Contei-lhe a dôr e a reclusão. Rita, que a principio não queria crer e ria, acabou convencida e contristada. Censurou-me naturalmente; eu disse-lhe que continuava a guardal-a para a doença mortal e ultima. Assim trocámos muitas palavras amigas e doces, algumas alegres. Corno lhe perguntasse se estivera com a gente Aguiar ou com a familia Campos, respondeu-me que não. Se fosse a uma daquellas casas teria sabido do meu incomodo, e não receberia a noticia aqui, acrescentou.
—Então você não sabe nada do projeto de ir á fazenda? perguntei-lhe.
—Projeto de quem?
—Da viuva Noronha.
—Ir á fazenda?
—Sim, ir a Santa-Pia, para ver como andam lá as cousas; parece que os libertos estão abandonando a roça. Foi o que me disse o tio da viuva.
—Não ouvi dizer nada. Ha perto de um mez que não saio de casa. Mas o tio por que não vae?
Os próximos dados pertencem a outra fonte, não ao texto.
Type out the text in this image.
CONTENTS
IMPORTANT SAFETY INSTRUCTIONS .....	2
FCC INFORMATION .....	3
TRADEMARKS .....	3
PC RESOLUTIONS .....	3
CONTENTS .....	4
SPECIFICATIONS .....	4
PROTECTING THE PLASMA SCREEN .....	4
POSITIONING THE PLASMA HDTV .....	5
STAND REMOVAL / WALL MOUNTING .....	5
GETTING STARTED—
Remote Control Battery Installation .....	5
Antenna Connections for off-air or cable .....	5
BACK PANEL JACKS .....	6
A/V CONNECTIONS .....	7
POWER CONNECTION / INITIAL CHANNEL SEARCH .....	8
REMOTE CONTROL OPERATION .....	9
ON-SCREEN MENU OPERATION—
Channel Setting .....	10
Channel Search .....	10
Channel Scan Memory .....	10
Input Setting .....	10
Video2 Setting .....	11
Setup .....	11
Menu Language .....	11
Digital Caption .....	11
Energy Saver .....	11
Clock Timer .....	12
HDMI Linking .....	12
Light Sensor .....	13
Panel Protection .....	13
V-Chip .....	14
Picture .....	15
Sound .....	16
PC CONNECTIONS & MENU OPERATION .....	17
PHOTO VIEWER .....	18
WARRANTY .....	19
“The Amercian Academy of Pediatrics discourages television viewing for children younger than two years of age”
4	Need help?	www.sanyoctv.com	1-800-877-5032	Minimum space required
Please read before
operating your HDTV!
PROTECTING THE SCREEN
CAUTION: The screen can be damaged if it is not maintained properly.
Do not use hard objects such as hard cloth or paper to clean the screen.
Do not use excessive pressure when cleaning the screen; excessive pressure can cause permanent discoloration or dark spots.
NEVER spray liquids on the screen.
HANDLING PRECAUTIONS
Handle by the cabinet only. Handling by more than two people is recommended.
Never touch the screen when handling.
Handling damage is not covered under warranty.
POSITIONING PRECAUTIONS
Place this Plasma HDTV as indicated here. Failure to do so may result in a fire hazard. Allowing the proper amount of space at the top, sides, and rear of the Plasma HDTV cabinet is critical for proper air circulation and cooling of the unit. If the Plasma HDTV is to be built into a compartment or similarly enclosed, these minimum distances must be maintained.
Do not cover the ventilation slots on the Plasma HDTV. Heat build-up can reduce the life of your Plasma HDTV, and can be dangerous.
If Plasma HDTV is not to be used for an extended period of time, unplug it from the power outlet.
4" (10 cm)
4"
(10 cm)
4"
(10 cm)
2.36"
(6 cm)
—O tio vae, mas é com ella; a sobrinha quer a companhia delle, mas só a companhia, parece, não quererá tambem a colaboração. Vão pelas ferias. Eu não comprenhendo esta necessidade de ir ella mesma, quando era melhor um homem.
Rita quiz ir saber da propria Fidelia. Ponderei-lhe que era indiscreto, e faria crer da nossa parte alguma curiosidade. Saiu a voltas, e tornou. Confesso uma cousa; depois que a vi sair imaginei se teria ido saber da viuva ou dos amigos a verdadeira causa da viagem, e disse-lh'o ao jantar. Ella ficou séria e abanou a cabeça. Se me tem jurado que não, é provavel que me enterrasse o espinho da duvida, mas falou com simplicidade, e nomeou as visitas que fez. Uma dellas foi a D. Carmo.
—Carmo está sã como um pêro, disse-me; recebeu-me rindo como só ella sabe rir, um rir de dentro, tão simples, tão franco... Falámos de Fidelia, falamos de Tristão, ella com a ternura e amizade que você já lhe tem visto.